Low CLN1 expression after unbudded G₂ arrest induces titan cell formation. (A) RT-qPCR showed higher CLN1 levels in typical-size cells than titan cells isolated from the lungs of mice. Expression levels were normalized to both cell number and the TEF1 housekeeping gene to determine change in cycle threshold (ΔC_T). Fold decrease in gene expression in titan compared to typical cells was calculated using 2-ΔΔC_T. Data presented are the ΔC_T values from three biological replicates.
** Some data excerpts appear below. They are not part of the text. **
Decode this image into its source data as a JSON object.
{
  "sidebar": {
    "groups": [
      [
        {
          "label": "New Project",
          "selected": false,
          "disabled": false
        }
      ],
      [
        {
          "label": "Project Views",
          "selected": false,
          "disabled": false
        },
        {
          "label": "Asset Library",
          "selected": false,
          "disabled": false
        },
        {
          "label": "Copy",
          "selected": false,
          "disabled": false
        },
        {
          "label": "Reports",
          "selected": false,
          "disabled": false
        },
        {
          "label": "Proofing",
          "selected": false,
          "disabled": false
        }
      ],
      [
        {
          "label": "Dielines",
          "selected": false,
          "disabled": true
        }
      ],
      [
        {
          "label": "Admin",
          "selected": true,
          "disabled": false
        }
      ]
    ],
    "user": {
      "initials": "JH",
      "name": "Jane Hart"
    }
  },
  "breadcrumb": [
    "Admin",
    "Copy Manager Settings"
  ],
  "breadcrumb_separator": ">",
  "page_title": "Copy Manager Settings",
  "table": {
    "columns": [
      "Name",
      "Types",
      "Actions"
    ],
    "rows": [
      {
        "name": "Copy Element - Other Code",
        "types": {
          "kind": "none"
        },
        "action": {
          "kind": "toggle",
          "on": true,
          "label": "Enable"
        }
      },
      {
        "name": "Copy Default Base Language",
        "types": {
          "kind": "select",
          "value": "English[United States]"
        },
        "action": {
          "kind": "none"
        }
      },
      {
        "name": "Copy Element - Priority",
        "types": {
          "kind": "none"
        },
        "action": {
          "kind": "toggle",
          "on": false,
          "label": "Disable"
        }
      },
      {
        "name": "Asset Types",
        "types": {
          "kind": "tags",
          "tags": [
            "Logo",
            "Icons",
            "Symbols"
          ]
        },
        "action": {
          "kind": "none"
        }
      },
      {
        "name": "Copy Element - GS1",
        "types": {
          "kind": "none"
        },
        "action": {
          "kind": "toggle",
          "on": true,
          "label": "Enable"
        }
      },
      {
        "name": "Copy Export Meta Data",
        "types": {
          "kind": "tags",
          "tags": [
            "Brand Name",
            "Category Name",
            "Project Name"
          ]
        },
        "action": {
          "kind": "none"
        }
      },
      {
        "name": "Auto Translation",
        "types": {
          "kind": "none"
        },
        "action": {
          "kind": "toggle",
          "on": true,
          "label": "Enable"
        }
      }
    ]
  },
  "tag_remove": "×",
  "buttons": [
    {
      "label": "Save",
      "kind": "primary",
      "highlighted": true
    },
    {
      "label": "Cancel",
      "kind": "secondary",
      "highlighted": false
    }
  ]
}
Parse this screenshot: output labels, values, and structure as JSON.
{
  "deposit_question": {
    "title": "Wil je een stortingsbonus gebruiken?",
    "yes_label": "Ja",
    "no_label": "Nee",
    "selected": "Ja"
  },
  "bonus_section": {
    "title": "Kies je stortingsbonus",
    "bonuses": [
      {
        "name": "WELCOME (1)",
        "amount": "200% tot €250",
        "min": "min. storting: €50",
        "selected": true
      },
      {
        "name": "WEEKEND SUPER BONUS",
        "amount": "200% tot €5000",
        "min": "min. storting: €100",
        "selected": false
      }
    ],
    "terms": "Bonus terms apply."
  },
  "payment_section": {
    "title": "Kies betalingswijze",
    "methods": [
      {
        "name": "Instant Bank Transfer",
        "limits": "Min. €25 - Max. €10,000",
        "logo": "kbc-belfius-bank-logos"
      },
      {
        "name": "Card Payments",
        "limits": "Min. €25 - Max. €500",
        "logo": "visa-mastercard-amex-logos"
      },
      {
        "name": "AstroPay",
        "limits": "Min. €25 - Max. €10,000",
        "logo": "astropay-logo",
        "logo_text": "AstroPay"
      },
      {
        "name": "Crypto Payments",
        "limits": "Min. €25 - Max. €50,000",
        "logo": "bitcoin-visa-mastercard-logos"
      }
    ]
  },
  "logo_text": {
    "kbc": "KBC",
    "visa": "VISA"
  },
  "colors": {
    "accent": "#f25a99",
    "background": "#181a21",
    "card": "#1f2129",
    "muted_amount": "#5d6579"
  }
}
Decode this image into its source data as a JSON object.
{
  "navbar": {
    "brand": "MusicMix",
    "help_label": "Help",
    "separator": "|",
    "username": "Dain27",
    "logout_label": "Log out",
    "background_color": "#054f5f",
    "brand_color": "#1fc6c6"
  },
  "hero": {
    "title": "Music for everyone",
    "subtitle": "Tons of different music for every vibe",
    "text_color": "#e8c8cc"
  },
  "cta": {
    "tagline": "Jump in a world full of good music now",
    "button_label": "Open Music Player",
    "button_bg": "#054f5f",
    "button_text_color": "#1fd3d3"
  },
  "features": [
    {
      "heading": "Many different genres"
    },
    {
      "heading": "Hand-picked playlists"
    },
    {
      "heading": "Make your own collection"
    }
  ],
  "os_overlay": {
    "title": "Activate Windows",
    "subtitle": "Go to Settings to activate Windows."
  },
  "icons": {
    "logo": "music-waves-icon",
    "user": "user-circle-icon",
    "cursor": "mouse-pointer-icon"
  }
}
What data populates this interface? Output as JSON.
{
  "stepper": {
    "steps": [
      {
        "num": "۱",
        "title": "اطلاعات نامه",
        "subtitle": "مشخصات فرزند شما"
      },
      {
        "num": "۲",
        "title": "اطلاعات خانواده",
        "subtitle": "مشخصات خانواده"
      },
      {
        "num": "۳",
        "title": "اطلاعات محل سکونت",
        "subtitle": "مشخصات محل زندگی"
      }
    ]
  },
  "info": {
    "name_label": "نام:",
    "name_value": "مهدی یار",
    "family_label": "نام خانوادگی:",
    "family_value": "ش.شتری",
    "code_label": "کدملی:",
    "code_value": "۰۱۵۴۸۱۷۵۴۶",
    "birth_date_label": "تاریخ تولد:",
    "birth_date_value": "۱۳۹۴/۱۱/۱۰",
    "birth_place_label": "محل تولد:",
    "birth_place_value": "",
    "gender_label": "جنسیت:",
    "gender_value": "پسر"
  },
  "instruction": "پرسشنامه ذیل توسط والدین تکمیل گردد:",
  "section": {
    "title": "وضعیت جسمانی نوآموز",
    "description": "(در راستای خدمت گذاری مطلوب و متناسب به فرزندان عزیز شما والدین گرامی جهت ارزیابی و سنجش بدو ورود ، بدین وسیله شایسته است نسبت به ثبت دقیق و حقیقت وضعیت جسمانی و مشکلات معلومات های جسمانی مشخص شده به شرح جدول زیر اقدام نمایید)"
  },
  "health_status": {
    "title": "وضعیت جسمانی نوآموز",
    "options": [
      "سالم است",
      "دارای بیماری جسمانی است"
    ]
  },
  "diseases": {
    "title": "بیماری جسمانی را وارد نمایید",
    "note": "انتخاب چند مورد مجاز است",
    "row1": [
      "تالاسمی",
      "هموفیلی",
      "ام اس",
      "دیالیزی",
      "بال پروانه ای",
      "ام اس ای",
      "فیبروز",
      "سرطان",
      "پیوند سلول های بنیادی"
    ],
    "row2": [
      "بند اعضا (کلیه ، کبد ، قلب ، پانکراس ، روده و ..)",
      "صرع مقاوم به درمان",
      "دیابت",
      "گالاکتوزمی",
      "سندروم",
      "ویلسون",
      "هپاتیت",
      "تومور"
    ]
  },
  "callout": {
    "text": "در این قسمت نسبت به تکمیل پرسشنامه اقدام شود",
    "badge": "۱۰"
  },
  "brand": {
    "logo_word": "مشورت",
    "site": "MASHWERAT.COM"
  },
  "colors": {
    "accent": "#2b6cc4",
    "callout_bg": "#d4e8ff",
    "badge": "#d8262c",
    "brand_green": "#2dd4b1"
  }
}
P = 0.0004 by Student's t test. (B) RT-qPCR analysis of CLN1 expression in vitro in the wild-type, cln1Δ, and cln1Δ::CLN1 strains and when the copper-repressible promoter strain was grown with 400 μM of the copper chelator BCS (P_CTR4-CLN1 BCS) or 25 μM copper (P_CTR4-CLN1++). No expression change was detected in the cln1Δ strain (n.c). Fold change compared to the wild type is indicated above each bar. Data presented are the ΔC_T values from three technical replicates. *, P ≤ 0.0015 compared to the wild type by one-way ANOVA with a Dunnett correction for multiple comparisons. (C) In vitro titan cell formation with wild-type, cln1Δ, cln1Δ::CLN1, and P_CTR4-CLN1 cells showed CLN1 expression only affects titan cell formation after unbudded 2C cells are already formed. In vitro titan cell formation was induced using an initial stationary-phase culture to induce unbudded G₂ arrest followed by a second incubation under hypoxic conditions to induce titan cell formation (43). CLN1 expression was manipulated using the P_CTR4-CLN1 strain and copper addition during the initial stationary culture (+−), second incubation (−+), both (++), or neither (−−). The cell diameter of at least 100 cells was measured at the end of the protocol to determine in vitro titan cell formation. Median cell size is indicated by the red line. *, P < 0.0001 by Kruskal-Wallis test with Dunn’s posttest correction. (D) Our results show Cln1 is necessary in the stress cell cycle after the unbudded 2C cells are already formed. Loss or reduction of CLN1 expression in cells after unbudded G₂ arrest results in polyploid titan cells (green cells) only with concomitant environmental stimuli.